Bringing Mule Deer Back
“The mule deer is a species marked for extinction . . . Either the whitetail deer or man may cause that extinction. Without either, the mule deer could continue unimpeded for as long as habitats exist and the sun rises.” ... Dr. Valerius Geist 1999.
We are two days into the Black Hills deer season. Nearly 3600 hunters applied for 100 any deer tags that would allow them to harvest a mule deer on the national forest. They could take any deer they wish, but if they had applied for the any whitetail tag they could hunt every other year instead of waiting on the long odds. But the shrinking herd of mule deer is such an incredible draw and the massive bucks that live in Rapid City stoke imaginations.
Dr. Geist’s quote from the top of the story has been often repeated over the last two decades including several times recently in the national media. While South Dakota has done what it could to reduce predation by reducing the lion population, little has been done to target perhaps the larger threat, white-tailed deer.
I travel every spring to the Denver RMEF Banquet. A booking agent asked me if I could take some of his mule deer clients. That at one point he had thirty outfitters offering hunts and that all but a handful had stopped due to low numbers in their area and the difficulty of hunters getting drawn for a license. Many other western states face the same challenge and are looking for their own solutions.
I have been observing nature conduct its own experiments over the last six years. When whitetail numbers were decimated by EHD outbreaks, the mule deer came through relatively healthy. The overall number of deer in my hay meadows declined dramatically, but without the whitetail, mule deer populations surged. Despite healthy coyote populations that took fawns. Where I would have once counted fifty white-tail and a dozen mule deer, I now see the count reversed.
Whitetail are a much more dominant species that has been around for millions of years according to fossil records while mule deer are a relatively new species with less than 20 thousand years of evidence. White-tailed bucks are much more aggressive breeders that will harass and breed mule-deer does and produce viable offspring which resemble whitetails. According to Tod Black a biologist with the Mule Deer Foundation, mule-deer bucks will occasionally breed with whitetail does, but the fawns produced are less likely to survive.
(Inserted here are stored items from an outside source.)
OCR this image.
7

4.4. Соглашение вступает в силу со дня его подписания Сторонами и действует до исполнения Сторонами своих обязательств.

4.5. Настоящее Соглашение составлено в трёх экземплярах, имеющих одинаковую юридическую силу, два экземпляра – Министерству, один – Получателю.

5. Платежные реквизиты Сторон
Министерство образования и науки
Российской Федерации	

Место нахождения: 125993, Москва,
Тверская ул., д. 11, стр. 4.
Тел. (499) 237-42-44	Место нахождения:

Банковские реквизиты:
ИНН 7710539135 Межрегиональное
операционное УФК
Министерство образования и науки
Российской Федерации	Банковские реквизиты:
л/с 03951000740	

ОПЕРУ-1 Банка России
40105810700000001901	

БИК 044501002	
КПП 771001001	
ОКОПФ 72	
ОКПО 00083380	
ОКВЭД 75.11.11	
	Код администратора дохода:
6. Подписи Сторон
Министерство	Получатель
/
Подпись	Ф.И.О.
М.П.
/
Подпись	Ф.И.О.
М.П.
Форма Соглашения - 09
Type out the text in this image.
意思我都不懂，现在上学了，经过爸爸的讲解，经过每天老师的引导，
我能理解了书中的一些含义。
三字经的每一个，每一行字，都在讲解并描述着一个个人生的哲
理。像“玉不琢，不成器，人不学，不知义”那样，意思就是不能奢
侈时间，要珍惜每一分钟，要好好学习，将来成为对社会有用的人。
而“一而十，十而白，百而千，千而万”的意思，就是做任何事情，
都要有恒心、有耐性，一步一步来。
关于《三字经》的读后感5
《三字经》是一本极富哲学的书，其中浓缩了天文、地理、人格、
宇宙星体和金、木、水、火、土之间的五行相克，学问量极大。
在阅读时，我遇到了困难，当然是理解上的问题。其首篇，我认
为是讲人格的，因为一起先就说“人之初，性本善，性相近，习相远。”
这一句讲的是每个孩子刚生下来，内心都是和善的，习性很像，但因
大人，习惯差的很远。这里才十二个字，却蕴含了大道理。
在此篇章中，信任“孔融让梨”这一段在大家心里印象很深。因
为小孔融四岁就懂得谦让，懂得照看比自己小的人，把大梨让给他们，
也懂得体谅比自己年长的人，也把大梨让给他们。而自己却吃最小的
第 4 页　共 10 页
If states truly wished to increase mule deer numbers, the path would include a dramatic reduction in targeted whitetail populations. Removal of keystone predators and habitat improvement would also come into play, but eliminating the top game species in the nation from any game pool is unpalatable to any Game and Fish Department that is at least partially funded through license sales. Another option would be dramatically elevated license costs for mule deer much as they are for elk or sheep with those additional dollars targeted to elevating populations.
This past week, I was privileged to see the pre-rut activities of two veteran white-tails. Each buck was at least five years old with visible scars from previous hunting seasons displayed with a misshapen rack on one and a poorly healed broken leg on the other. While the prime breeding season is still weeks away, the cool wet weather and shortened daylight had them chasing does aggressively over the fields.
In the mulie fields a few miles north, forty plus does and fawns looked on with disinterest as a dozen young bucks milled around and bullied each other. They had little interest yet in the does themselves. The older mule-deer bucks have yet to venture into the fields that have already been taken by their white-tail rivals.
There is little to stop the local whitetail herd from rebuilding and once again slowly replacing the mule deer, but for now at least, they have the upper hand.